Everyone has a style. I’m not talking about your hair or your clothes or what colour your glasses frames are. I’m talking about the way you approach life, the way you solve problems, the way you think about the world.

It’s especially obvious for those of us who coach or train. Maybe we do more conscious thinking about how we do what we do, but most of us figure out pretty early on what our particular style is. And that style or approach or theme can usually be interpreted visually.

What image comes to mind when you think about how you — and your business — are doing what you do out in the world?

I’m all about building bridges. When I was working as a freelance technical writer, I always thought of the content I wrote as a bridge between a very complex technical subject and the people who needed to understand it, or at least make use of it. I got really good at learning techie geeky stuff (because I like learning it) and then explaining it to the non-techie people around me (because I also like explaining it).

I always said that my Dad was the audience I aimed for in my head. He was a pretty sharp guy, but didn’t have a lot of formal education. When he passed away I taught my then 79-year-old mother how to use her brand new laptop — and she now does all her banking online, orders her groceries and her craft supplies, and uses it as her window to the world since she’s not very mobile these days. She’s even used her webcam to record a video and put it on YouTube! If I can explain that to my Mom, I can explain anything to anyone. I bridge the gaps between what you know and what you need to know.

When I started building websites for a living, I figured out pretty quickly that the value I brought to those projects had more to do with first getting the client’s information out of their heads (information OUT) and then explaining online marketing to them once their site was built (information IN). I was still all about bridges; I helped them bridge their marketing gap between where they wanted to be and where they needed to be online. In fact, when I first created my Web Strategy Made Easy system, I titled it “Bridge Your Marketing Gap: Web Strategy Made Easy”. I’ve since changed the title but the concept remains the same. (And that product is now available for sale as a PDF with a whole whack of bonuses. If you ever wanted a less expensive way to work with me on your web strategy than my package of one-on-one sessions, here it is.)

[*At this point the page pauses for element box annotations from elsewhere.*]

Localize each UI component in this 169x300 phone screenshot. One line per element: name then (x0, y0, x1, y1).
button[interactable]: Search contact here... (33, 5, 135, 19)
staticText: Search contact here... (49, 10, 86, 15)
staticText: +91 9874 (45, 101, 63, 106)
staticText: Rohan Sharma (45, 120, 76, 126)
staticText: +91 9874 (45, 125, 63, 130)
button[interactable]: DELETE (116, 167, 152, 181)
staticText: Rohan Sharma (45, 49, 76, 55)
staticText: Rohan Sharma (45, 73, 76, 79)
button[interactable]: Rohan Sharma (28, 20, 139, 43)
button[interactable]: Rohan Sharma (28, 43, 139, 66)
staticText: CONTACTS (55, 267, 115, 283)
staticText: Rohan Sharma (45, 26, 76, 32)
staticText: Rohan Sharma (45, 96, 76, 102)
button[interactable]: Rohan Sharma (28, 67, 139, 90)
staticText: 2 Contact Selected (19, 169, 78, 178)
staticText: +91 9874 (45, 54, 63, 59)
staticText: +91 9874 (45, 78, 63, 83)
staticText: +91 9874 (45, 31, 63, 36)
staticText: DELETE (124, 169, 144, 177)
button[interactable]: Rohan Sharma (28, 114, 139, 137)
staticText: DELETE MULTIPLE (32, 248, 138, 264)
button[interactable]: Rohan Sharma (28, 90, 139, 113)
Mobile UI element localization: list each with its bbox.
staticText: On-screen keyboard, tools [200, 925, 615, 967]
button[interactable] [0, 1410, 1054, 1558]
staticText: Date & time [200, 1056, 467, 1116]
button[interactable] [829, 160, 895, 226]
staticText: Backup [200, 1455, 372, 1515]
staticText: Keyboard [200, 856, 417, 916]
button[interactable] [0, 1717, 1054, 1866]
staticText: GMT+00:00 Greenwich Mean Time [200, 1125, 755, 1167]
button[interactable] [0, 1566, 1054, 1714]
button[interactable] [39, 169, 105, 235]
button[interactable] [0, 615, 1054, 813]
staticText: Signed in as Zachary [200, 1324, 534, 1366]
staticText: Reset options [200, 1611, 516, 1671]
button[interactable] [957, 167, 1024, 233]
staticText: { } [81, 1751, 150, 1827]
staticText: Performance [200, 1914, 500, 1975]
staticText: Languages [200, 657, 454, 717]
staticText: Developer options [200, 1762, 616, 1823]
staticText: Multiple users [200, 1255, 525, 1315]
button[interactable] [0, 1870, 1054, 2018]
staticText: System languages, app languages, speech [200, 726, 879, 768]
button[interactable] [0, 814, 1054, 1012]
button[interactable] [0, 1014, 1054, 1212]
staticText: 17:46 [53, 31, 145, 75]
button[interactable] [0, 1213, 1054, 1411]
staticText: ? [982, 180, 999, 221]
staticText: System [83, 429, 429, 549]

And when I made the transition into coaching, again it was all about building bridges. I help people figure out where they want to go — where to aim for on the other side of their gap — and then help them build their own bridge to get there.

One of my coaching clients also uses the bridge metaphor. But in her case, she IS the bridge. I help people build their own bridges, but she ACTS as a bridge between two sides of an issue.

Another of my clients uses pathways. All of the content she creates, and even her own journey, is structured on finding pathways and using maps to plan your route from A to B.

The secret in all of these? I said it in the last paragraph: “even her own journey”. The style we use with others, when we create and deliver products and services, mirrors the style and approach and theme we find in our own lives.

So if your marketing is a little stuck, think about how YOU work and how YOU learn and how YOU listen and how YOU buy. Chances are the words you want to use will be in YOUR story.